The Expectations Index – consumers’ short-term outlook for income, business and labor market conditions – fell slightly to 75.6 in October from September’s 76.4. The Expectations index is still below 80 – a level that historically signals a recession within the next year – and consumer fears of an impending recession remain elevated.

“October’s retreat reflected pullbacks in both the Present Situation and Expectations Index,” says Dana Peterson, chief economist at The Conference Board. “Write-in responses showed that consumers continued to be preoccupied with rising prices in general, and for grocery and gasoline prices in particular. Consumers also expressed concerns about the political situation and higher interest rates. Worries around war/conflicts also rose, amid the recent turmoil in the Middle East.”

Peterson says the decline was across the board and not specific to any demographic group.

Present situation

  • 19.1% of consumers said business conditions were “good,” down from 21.0% in September
  • 18.3% said conditions were “bad,” up from 15.9%
  • 39.4% said jobs were “plentiful,” down slightly from 39.7% in September
  • But13.1% of consumers said jobs were “hard to get,” down from 14.2%

Peterson says assessments “remain buoyant in the face of elevated inflation.”

“Fewer consumers said that business conditions were good, and more said they were bad,” she says. “Regarding the employment situation, slightly fewer consumers said that jobs were ‘plentiful’ compared to September, but the number saying jobs were ‘hard to get’ also declined.”
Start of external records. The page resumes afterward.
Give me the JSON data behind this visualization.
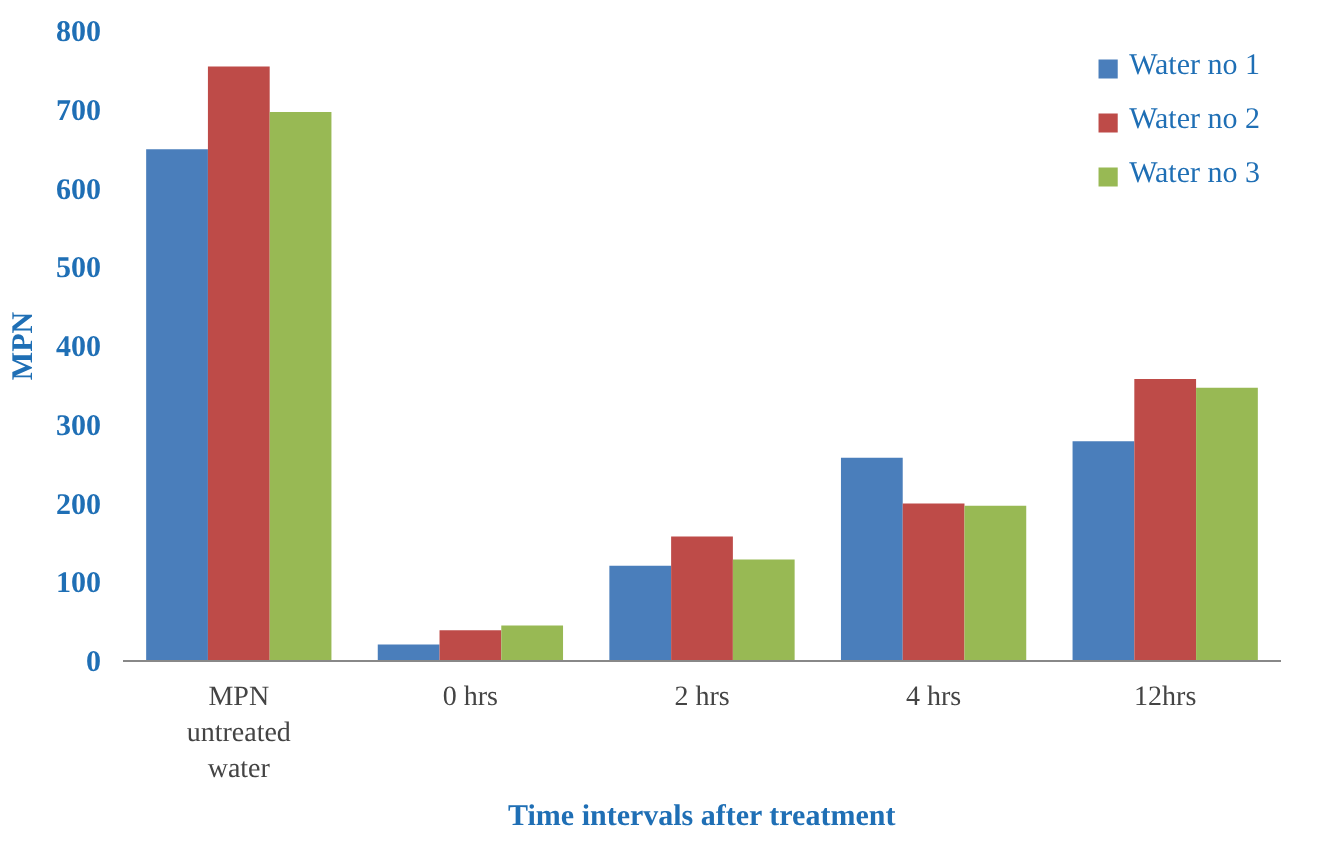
{
  "chart_data": {
    "type": "bar",
    "xlabel": "Time intervals after treatment",
    "ylabel": "MPN",
    "categories": [
      "MPN untreated water",
      "0 hrs",
      "2 hrs",
      "4 hrs",
      "12hrs"
    ],
    "series": [
      {
        "name": "Water no 1",
        "color": "#4a7ebb",
        "values": [
          650,
          21,
          121,
          258,
          279
        ]
      },
      {
        "name": "Water no 2",
        "color": "#be4b48",
        "values": [
          755,
          39,
          158,
          200,
          358
        ]
      },
      {
        "name": "Water no 3",
        "color": "#98b954",
        "values": [
          697,
          45,
          129,
          197,
          347
        ]
      }
    ],
    "ylim": [
      0,
      800
    ],
    "yticks": [
      0,
      100,
      200,
      300,
      400,
      500,
      600,
      700,
      800
    ],
    "grid": false,
    "legend": "top right"
  }
}
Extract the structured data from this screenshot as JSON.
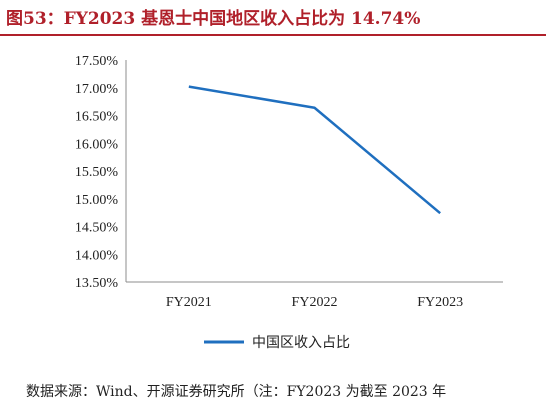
{
  "figure": {
    "title": "图53：FY2023 基恩士中国地区收入占比为 14.74%",
    "source": "数据来源：Wind、开源证券研究所（注：FY2023 为截至 2023 年"
  },
  "colors": {
    "title": "#b0202a",
    "line": "#1f6fbf",
    "axis": "#8c8c8c"
  },
  "chart_data": {
    "type": "line",
    "categories": [
      "FY2021",
      "FY2022",
      "FY2023"
    ],
    "series": [
      {
        "name": "中国区收入占比",
        "values": [
          17.02,
          16.64,
          14.74
        ]
      }
    ],
    "y_ticks": [
      "17.50%",
      "17.00%",
      "16.50%",
      "16.00%",
      "15.50%",
      "15.00%",
      "14.50%",
      "14.00%",
      "13.50%"
    ],
    "ylim": [
      13.5,
      17.5
    ],
    "grid": false,
    "legend": "bottom"
  }
}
The Conference Board also asked respondents about their current financial situation, a measure not included in the Present Situation Index. “Those responding ‘good’ rose, and those citing ‘bad’ were little changed,” she says. “This suggests consumer finances remain buoyant in the face of elevated inflation.”

Expectations six months in the future

  • 16.5% of consumers expect business conditions to improve, up from 15.3% in September
  • But 20.2% expect conditions to worsen, up from 18.7%
  • 16.0% of expect more jobs to be available, down from 16.2% in September
  • 19.0% anticipate fewer jobs, up slightly from 18.9%
  • 15.6% of expect their incomes to increase, down from 17.9% in September
  • 13.0% expect incomes to decrease, down from 14.1%

“Expectations for the next six months stayed below the recession threshold of 80, reflecting a decline in confidence about future business conditions, job availability and incomes,” Peterson says. “The continued skepticism about the future is notable given U.S. consumers – at least through the third quarter of this year – continued to spend heavily on both goods and services.

“Expectations that interest rates will rise in the year ahead ticked up in October, and the outlook for stock prices weakened slightly. Furthermore, average 12-month inflation expectations increased in October to 5.9% after holding steady at 5.7% for the past three months.”

Will there be a recession?

“More than two-thirds of consumers said recession is ‘somewhat’ or ‘very likely’ in October,” says Peterson. “The fluctuating soundings likely reflect ongoing uncertainty given mixed buying plans. On a six-month moving average basis, plans to purchase autos and appliances rose while plans to buy homes – in line with rising interest rates – continued to trend downward.”

Toluna conducts the monthly Consumer Confidence Survey. The cutoff date for the preliminary results was October 24.